W (f) = S (f) _* S ^* (f) = | S (f) | ² (4.3.11)

The power spectrum is a real non-negative even function, which is often called the energy spectrum. The power spectrum, like the square of the modulus of the signal spectrum, does not contain phase information about the frequency components, and, therefore, the restoration of the signal from the power spectrum is impossible. This also means that signals with different phase characteristics can have the same power spectra. In particular, the shift of the signal does not affect its power spectrum.

For the power functions of the interaction of signals in the frequency domain, respectively, we have the frequency power spectra of the interaction of signals:

W _xy (f) = X (f) Y * (f),

W _yx (f) = Y (f) X * (f),

W _xy (f) = W * _yx (f).

The power functions of the interaction of signals are complex, even if both functions x (t) and y (t) are real, while Re [W _xy (f)] is an even function, and Im [W _xy (f)] is odd. Hence, the total energy of interaction of signals when integrating the functions of the interaction power is determined only by the real part of the spectrum:

E _xy = (1 / 2p) W _xy (w) dw = (1 / n) Re [W _xy ] dw,

and is always a real number.

11. Equality Parseval. The total energy spectrum of the signal:

E _s = W (f) df = | S (f) | ² df. (4.3.12)

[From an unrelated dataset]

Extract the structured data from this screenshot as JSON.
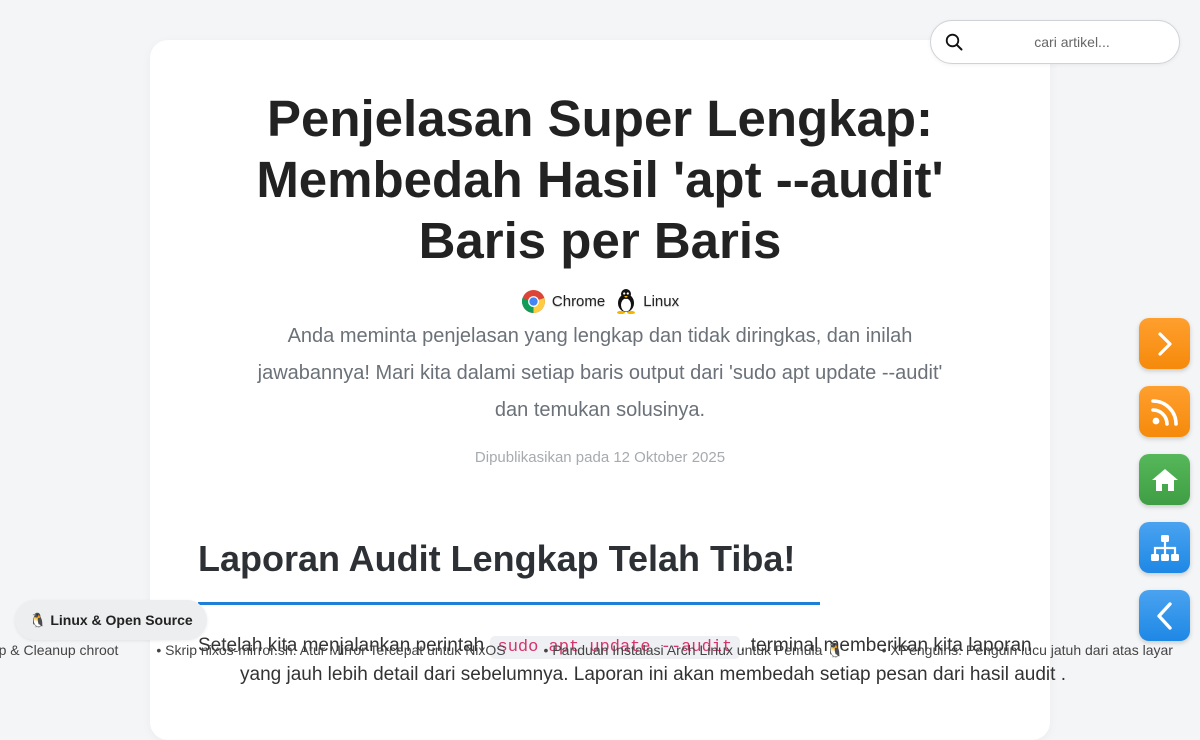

Since the coordinate and frequency representation is essentially only different mathematical mappings of the same signal, then the signal energy must be equal in two representations, from which Parseval equality follows:

| s (t) | ² dt = | S (f) | ² df,

those. the signal energy is equal to the integral of the modulus of its frequency spectrum — the sum of the energies of all the frequency components of the signal. Similarly for the energy of the interaction of signals:

x (t) y * (t) dt = X (f) Y * (f) df.

Из равенства Парсеваля следует инвариантность скалярного произведения сигналов и нормы относительно преобразования Фурье:

áx(t),y(t)ñ = áX(f),Y(f)ñ, ||x(t)|| ² = ||X(f)|| ²

Не следует забывать, что при представлении спектров в круговых частотах (по w) в правой части приведенных равенств должен стоять множитель 1/2п.